From my pocket notebook:
My sickness, Day 3. Will my suffering never end. Kill me now. My throat feels like the cracking Sahara Desert, and I need a drink. My class starts in about fifteen minutes and I really really need a drink. I feel like shit. Now here I am, standing in line behind some Asian chick waiting to use the Cash machine so I can get my drink and all I can think of is smashing her head through the display and screaming “HURRY UP I’M THIRSTY GOD DAMN IT!”
So now I realise that my patience when I’m sick is very limited.

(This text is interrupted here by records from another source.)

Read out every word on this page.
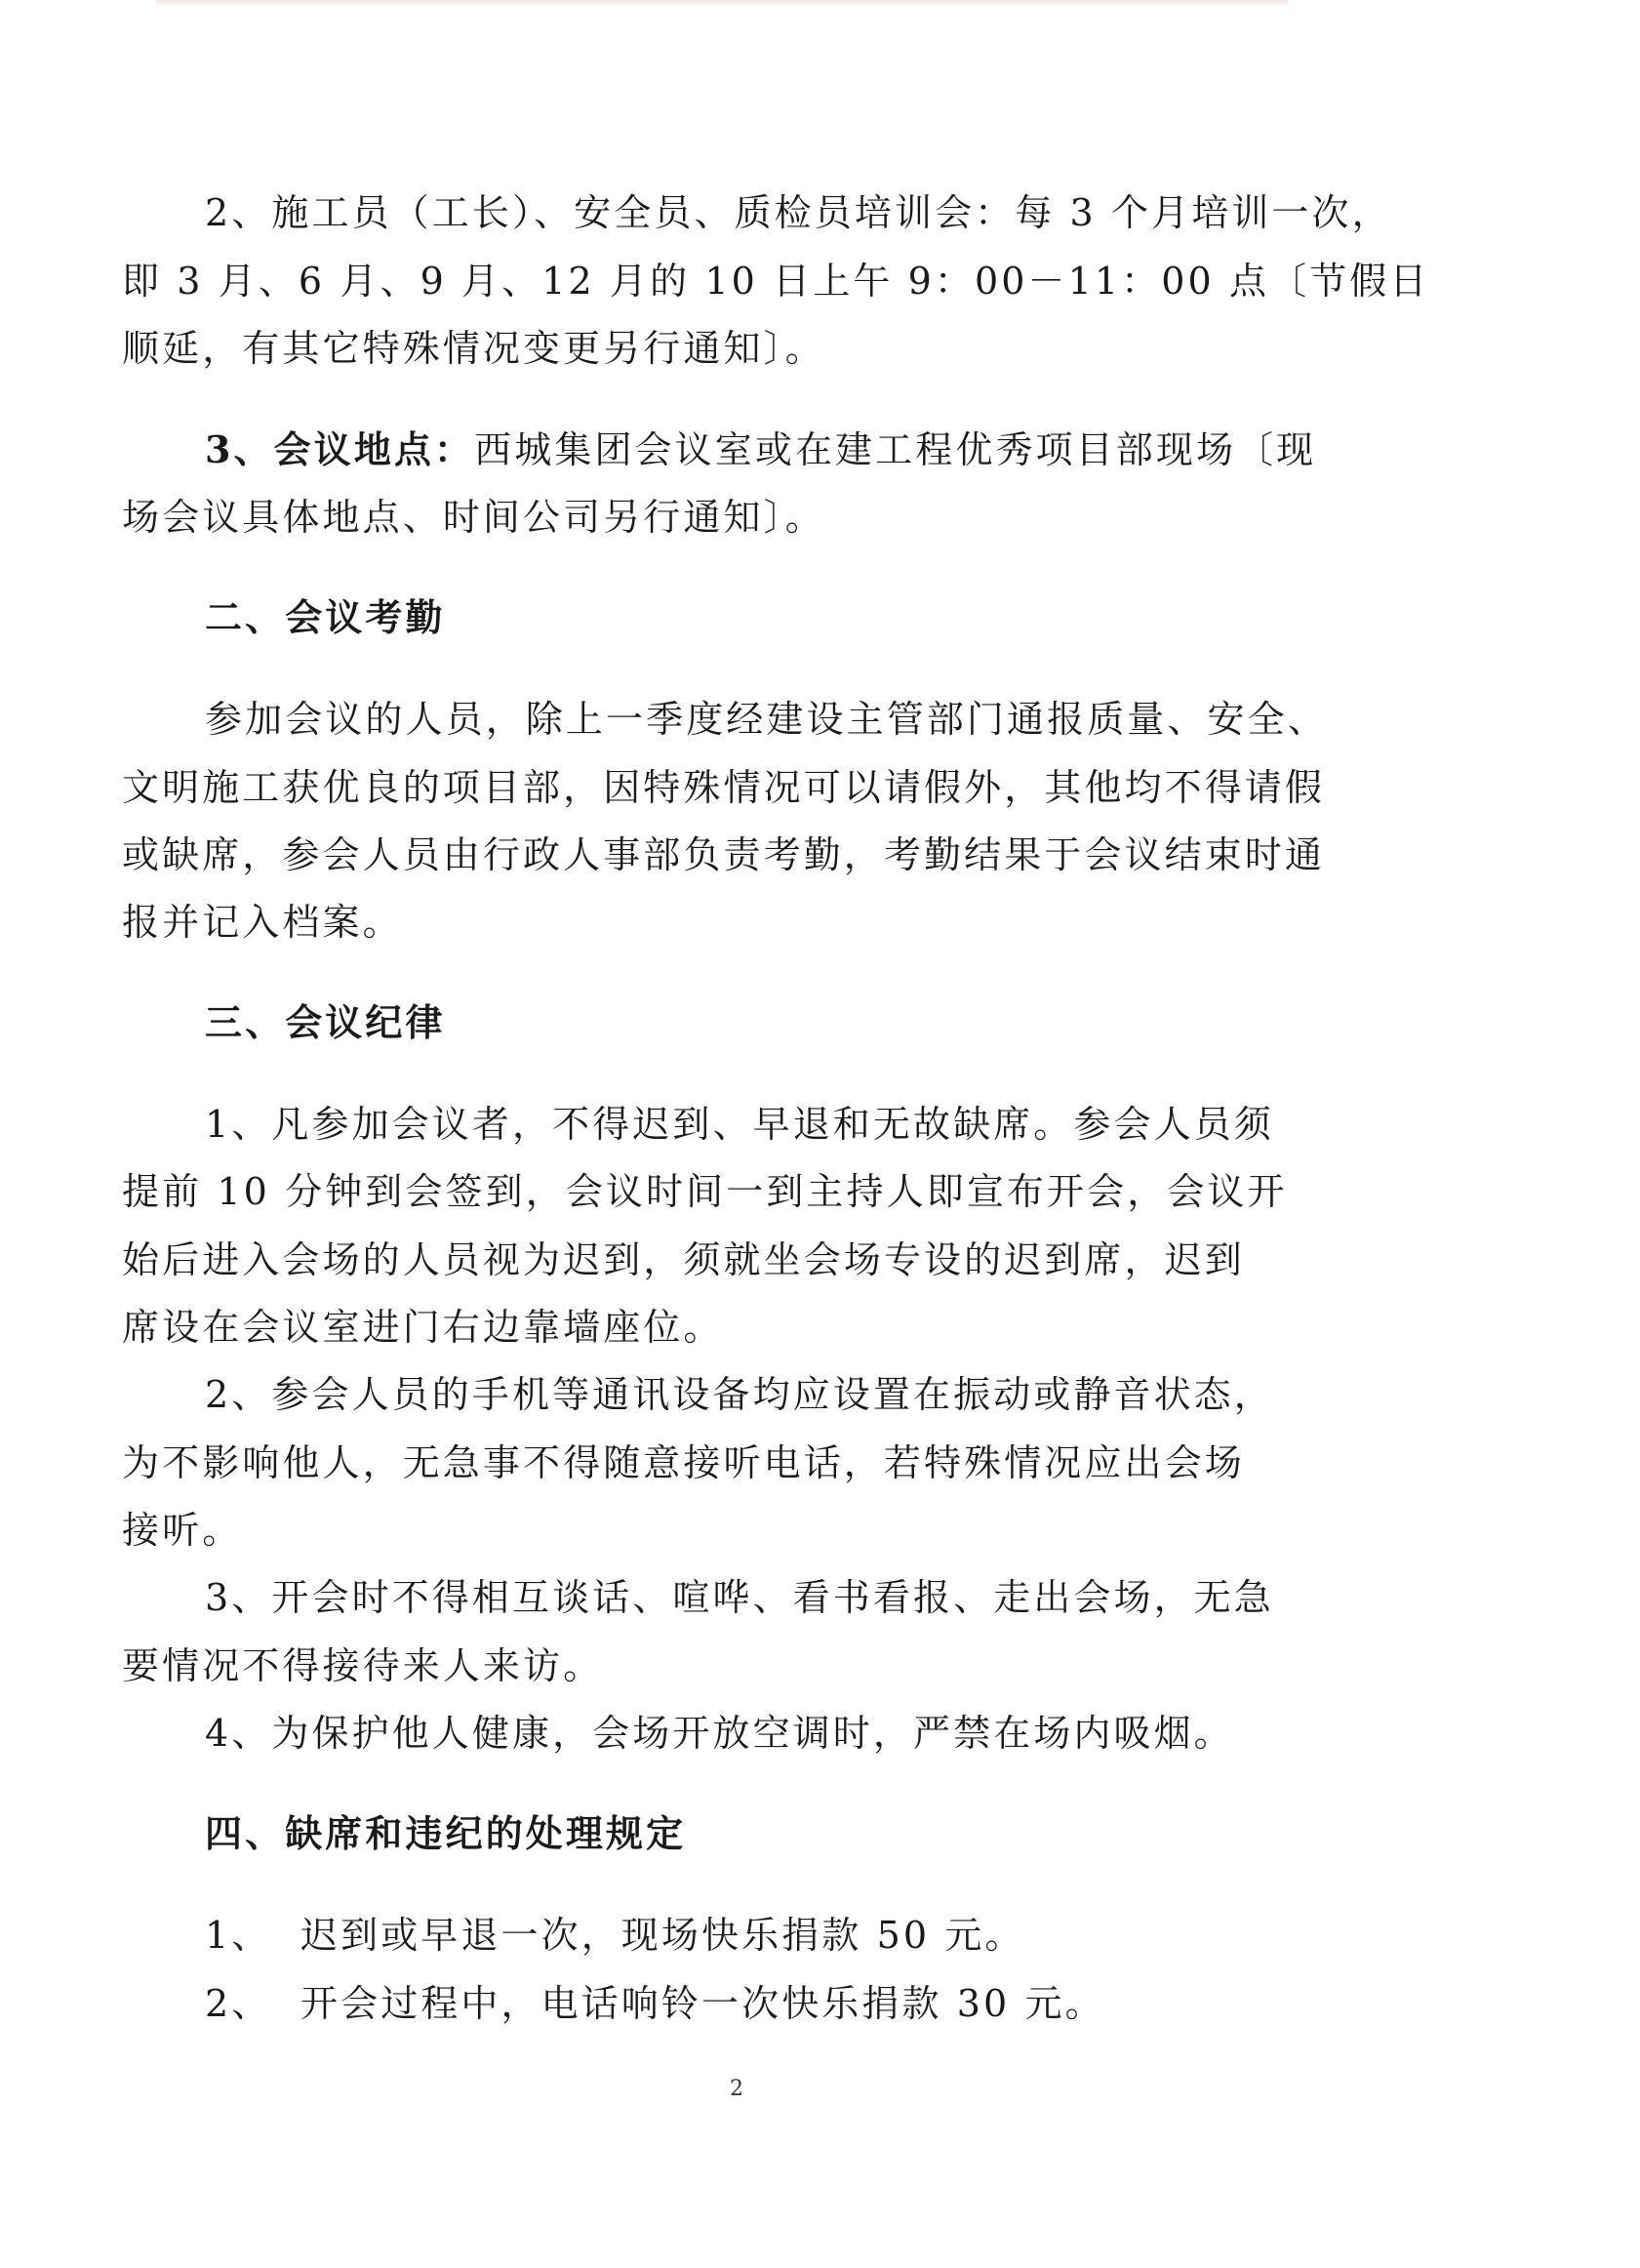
2、施工员（工长）、安全员、质检员培训会：每 3 个月培训一次，

即 3 月、6 月、9 月、12 月的 10 日上午 9：00－11：00 点〔节假日

顺延，有其它特殊情况变更另行通知〕。

3、会议地点：西城集团会议室或在建工程优秀项目部现场〔现

场会议具体地点、时间公司另行通知〕。

二、会议考勤

参加会议的人员，除上一季度经建设主管部门通报质量、安全、

文明施工获优良的项目部，因特殊情况可以请假外，其他均不得请假

或缺席，参会人员由行政人事部负责考勤，考勤结果于会议结束时通

报并记入档案。

三、会议纪律

1、凡参加会议者，不得迟到、早退和无故缺席。参会人员须

提前 10 分钟到会签到，会议时间一到主持人即宣布开会，会议开

始后进入会场的人员视为迟到，须就坐会场专设的迟到席，迟到

席设在会议室进门右边靠墙座位。

2、参会人员的手机等通讯设备均应设置在振动或静音状态，

为不影响他人，无急事不得随意接听电话，若特殊情况应出会场

接听。

3、开会时不得相互谈话、喧哗、看书看报、走出会场，无急

要情况不得接待来人来访。

4、为保护他人健康，会场开放空调时，严禁在场内吸烟。

四、缺席和违纪的处理规定

1、 迟到或早退一次，现场快乐捐款 50 元。

2、 开会过程中，电话响铃一次快乐捐款 30 元。

2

I’m standing in line at the cash machine and I feel ready to kill?
WHY?
Well besides waiting nearly five minutes behind this chick as she is entering in what seems to be the debt of Argentina at a speed which would impress a glacier in its Langsamkeit, when she is finally finished and scurries away, perhaps sensing my murderous intent, I read the machines display in dismay: “Temporarily Out of Service”?! WTF mate? Did she drain all it’s money or has she spent five minutes futilely trying to get water from a stone?
ARGH!
I am immediately reminded of an Eddie Izzard joke about Hitler being a vegetarian painter and him going”I…. can’t get… the trees… DAMN! I will kill EVERYONE in the WORLD!” … I’ll leave it to you to judge if I’m joking…
#1 by Garrek on February 9th, 2004 - 9:38 am
take a fucking chill pill
#2 by Plurk on February 10th, 2004 - 1:35 pm
Garrek, have I ever mentioned that your contributions to this blog alway raise the level of intellectual conversation? For example, your great post on your genital, simply engrossing read. And your comment on this article, I must say, illustrates such a high level of refinement and class.